Film très beau, très doux et en même temps plein d'urgence de vivre. Le trio d'acteurices est parfait (présence troublante de Victor Belmondo, très juste et très beau -- comme les deux autres -- et qui donne l'impression de voir son grand-père époque À bout de souffle, impression renforcée par le fait que le film se déroule dans le passé). Très léger bémol dû à la musique maladroitement appuyée par moments. Ce film fait partie de ceux qui magnifient la vie et nous embarquent. Il faut un peu de temps pour émerger, après. Bravo.
Le point fort de ce film est le scénario, mais le point faible, qui gâche le tout, est l’interprétation. Les acteurs ne sont pas à la hauteur de l’histoire du film et c’est dommage … car les personnages et notamment Cyril (mais pas que) ne rendent pas crédible ce que laissait présager le scénario, du moins sur le papier. Du coup il y a des longueurs parfois et le résultat final “c’est la loose”…
Emma aime Sammy qui aime Cyril qui l’aime aussi...
Un trio de vaudeville l'homme, la femme et l'amant. La différence est que l'objet du désir commun est Sammy un homme donc un trio moins commun, et dans les "années sida". Années ou avoir le sida n'est pas "simplement" être malade mais le plus souvent une condamnation a mort. Une maladie qui comme d'autres change le rapport au temps on a plus une vie pour réaliser des choses on n'a qu'un temps plus ou moins long. Rapport au temps qui change les rapports aux autres, a la création, qui force a envisager le futur de ceux qui reste.

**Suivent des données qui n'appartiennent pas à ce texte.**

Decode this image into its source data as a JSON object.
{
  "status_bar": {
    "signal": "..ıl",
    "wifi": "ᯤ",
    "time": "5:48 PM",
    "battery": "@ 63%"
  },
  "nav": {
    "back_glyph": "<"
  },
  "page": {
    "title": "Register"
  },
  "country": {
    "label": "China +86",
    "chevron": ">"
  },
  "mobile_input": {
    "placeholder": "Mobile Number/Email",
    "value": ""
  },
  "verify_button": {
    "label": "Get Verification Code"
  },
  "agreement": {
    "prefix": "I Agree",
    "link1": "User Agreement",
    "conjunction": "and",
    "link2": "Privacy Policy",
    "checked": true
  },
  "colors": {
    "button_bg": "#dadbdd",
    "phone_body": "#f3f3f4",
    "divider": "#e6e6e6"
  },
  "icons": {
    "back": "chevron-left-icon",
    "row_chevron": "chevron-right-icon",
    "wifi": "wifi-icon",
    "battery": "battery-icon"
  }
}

Un film traité un peu en mode mélo mais dans lequel on se laisse prendre, porter. Un film qui m'a pris.
Plongée au cœur des années Sida où des milliers de jeunes personnes ont subi la peur de mourir, la nécessité de vivre avec une épée de Damoclès, du temps où il n'y a pas de traitement efficace. Cette maladie se cache car elle frappe plus durement les hommes homosexuels. Le film traite le sujet avec beaucoup de délicatesse et d'émotion au travers d'un trio amoureux un peu improbable qui va devoir affronter la dure réalité et un décès qu'il faut dépasser. Les acteurs incarnent très bien cette jeunesse qui peine à renoncer à la jouissance et à l'insouciance. Victor Belmondo exprime un talent prometteur.
Depuis « 120 battements par minute » (2017), la référence et la mémoire cinématographique en la matière, les films ayant pour trame narrative le Sida réussissent à être ennuyeux. Celui-ci est en outre empreint de mièvrerie. La complexité potentielle de la relation de « couple »… à trois et bisexuelle est survolée. Le caractère dramatique de la maladie pour l’époque (le scénario se situe au début des années 1990) ne transparait pas beaucoup. En conséquence, la notion de combat non plus. Vivre puis mourir et renaitre semblent n’être que dans le titre et en manque de développements ici. Ou alors ça y est bien mais ça ne m'a pas atteint. Ça arrive.
Un film magnifique, touchant et d’une belle justesse ! Les 3 acteurs sont géniaux ! Les musiques ainsi que les décors et couleurs du film sont extraordinaires !
Film très émouvant,très bien joué,très épuré,très sobre..c est ce qui permet d éviter la pitié,la dramaturgie,le voyeurisme de ce fléau qu a été et est encore ..le sida.... Ce film est dramatique,mais tout en délicatesse... Les acteurs sont très justes.. A voir..
Avec un sujet si triste (le Sida), le film reste lumineux et plein d'espoir. On est loin du misérabilisme redouté. Gaël Morel a doucement acquis une réelle maturité, en tant qu'homme et en tant que cinéaste. Il aime ses personnages. Nous aussi. Ils sont solaires et nous émeuvent. Bravo.